Time to leave

Whittlebury Hall skipper Nick Bubb waves goodbye to Lanzarote and says hello to the Atlantic

Saturday October 8th 2005, Author: Nick Bubb, Location: Transoceanic
Well this is it: finally time to leave.

After such a quick first leg (and with a fixed start date for leg two) we have ended up hanging around in Lanzarote for two weeks. Frustratingly we have now been involved in this race for five weeks and only had one week of sailing. I guess I won’t be complaining about the lack of time on the water after the next leg though...

The extended stopover has been put to good use by many of the skippers who had serious damage. Sail repairs were fairly common, especially spinnakers. There were also guys fixing rigs, spreaders, rudders, autopilot...pretty much everything really!

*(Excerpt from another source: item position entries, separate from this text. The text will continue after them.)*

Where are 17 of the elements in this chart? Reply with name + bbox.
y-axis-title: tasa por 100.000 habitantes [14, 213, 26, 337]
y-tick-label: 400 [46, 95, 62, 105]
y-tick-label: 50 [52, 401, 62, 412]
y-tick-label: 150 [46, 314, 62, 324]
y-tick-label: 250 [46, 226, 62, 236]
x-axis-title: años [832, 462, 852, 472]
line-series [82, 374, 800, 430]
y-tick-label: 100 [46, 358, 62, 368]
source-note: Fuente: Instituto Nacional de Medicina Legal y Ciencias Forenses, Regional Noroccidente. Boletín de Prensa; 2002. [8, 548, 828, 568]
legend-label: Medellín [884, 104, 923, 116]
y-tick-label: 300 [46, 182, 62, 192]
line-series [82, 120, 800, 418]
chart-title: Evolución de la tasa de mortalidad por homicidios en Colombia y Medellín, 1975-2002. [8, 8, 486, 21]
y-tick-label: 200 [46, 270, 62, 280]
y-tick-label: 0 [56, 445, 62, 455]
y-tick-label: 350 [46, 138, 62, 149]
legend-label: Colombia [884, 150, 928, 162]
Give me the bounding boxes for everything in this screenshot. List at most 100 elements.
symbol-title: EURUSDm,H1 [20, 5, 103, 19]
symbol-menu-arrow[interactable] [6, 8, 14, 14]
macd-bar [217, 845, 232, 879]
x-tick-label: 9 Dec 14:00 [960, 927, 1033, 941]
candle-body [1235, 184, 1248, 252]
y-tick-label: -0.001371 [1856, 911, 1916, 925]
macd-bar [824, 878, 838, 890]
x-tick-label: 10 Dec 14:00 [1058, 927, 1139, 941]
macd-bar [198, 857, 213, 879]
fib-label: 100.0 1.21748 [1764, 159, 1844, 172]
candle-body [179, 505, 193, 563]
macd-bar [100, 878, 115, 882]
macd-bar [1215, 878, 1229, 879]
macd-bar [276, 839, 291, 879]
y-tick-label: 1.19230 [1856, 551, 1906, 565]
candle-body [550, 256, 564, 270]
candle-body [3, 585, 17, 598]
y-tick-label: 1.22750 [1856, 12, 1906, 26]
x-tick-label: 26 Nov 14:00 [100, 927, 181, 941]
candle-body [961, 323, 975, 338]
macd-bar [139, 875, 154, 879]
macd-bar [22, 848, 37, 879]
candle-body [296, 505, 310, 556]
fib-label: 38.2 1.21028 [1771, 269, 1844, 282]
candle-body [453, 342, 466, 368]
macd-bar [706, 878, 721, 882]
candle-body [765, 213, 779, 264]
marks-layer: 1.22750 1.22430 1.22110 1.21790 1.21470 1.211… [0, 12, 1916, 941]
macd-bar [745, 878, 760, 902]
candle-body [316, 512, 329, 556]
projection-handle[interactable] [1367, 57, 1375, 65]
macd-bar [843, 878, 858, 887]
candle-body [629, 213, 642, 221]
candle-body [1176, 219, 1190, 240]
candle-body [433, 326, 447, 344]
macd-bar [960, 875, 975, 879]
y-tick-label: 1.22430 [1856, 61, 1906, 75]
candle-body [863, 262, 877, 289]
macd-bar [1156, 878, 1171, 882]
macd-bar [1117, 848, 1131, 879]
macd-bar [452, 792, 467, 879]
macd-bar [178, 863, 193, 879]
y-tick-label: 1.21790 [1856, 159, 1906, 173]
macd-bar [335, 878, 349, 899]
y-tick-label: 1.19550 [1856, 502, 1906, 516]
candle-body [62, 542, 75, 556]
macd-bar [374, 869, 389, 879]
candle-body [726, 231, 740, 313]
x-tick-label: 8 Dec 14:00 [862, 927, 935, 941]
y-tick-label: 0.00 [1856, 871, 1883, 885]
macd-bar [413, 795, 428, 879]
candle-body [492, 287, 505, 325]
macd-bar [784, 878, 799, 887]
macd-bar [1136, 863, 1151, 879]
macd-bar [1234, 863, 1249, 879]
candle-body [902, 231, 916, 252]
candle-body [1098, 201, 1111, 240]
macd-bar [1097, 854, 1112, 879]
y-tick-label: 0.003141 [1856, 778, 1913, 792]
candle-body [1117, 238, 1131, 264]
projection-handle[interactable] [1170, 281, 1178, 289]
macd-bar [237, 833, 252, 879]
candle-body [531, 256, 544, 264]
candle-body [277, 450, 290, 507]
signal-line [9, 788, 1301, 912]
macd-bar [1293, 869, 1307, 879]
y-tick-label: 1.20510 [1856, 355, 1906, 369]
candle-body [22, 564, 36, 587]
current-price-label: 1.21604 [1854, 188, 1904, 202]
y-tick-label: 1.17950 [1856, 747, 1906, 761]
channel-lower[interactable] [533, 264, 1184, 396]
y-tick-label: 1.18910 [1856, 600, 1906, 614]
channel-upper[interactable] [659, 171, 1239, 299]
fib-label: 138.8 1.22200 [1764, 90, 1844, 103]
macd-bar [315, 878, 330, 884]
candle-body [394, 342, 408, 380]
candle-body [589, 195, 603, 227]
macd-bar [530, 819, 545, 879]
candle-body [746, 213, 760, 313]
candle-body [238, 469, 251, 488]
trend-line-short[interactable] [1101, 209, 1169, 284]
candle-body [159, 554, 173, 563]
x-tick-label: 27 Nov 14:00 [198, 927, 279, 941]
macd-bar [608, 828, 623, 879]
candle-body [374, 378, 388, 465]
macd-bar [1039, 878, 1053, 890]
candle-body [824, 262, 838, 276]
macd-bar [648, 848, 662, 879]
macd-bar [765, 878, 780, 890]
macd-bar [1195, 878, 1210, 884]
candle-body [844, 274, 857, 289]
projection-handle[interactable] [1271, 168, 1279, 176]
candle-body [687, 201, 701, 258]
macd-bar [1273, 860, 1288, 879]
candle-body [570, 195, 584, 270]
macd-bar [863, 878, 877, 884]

I was fortunate enough, or maybe careful enough to only have one repair to do. I had one of those nightmare scenarios, where I got stuck with my 96sqm masthead kite up and, with no safe way of dropping it, was just holding on. Unfortunately the breeze built rapidly. Eventually in over 20 knots (with the kite designed for a maximum of 10) it split all the way along a seam in the middle and then flapped itself close to death.

In any normal circumstance this kite would have ended up in the bin. However, under race rules, you must take a 24 hour penalty if you replace sails. Luckily Paul Kowalczyk was out in Lanzarote to see the finish and offered to take it back to Quantum UK. John Parker and his team worked through the night - several times - to put it back together. It’s a fantastic repair that you struggle to even see. Then Geoff Sinton was called into action to act as courier as local customs are notoriously difficult in Lanzarote!

Many thanks to all the Suffolk boys once again!!

Clemency Williams has been preparing my weather brief and it looks like the first few days will be crucial. Instead of the typical NE trade winds, we have a low to negotiate first which will probably result in us having some SW’s, the first upwind work of the race. Avoiding the pirates off the west coast of Africa may become part of the game as well.

After negotiating this first weather system we will drop into the trades. These will take us south down to the doldrums. With no information available to us as to the optimum position to cross, this part of the race is a lottery and could well cause a big shake up in the fleet.

After we escape the clutches of the doldrums then we should hit the southern hemisphere trades, this time from the south east. This should see us have a fast fetch to the finish. Two years ago these trades were a lot further South than expected. The fleet had to sail upwind for the last thousand miles, not an ideal scenario!

The start of the first leg had all the glitz and glamour, but there was always a feeling in the back if my mind that the race doesn’t really get going, until we leave Lanzarote.   So I guess this is it. Once again I am reminding myself to not get carried away too early on. To win it you have to be in it and to finish first, first you must finish. All the usual clichés which are so true.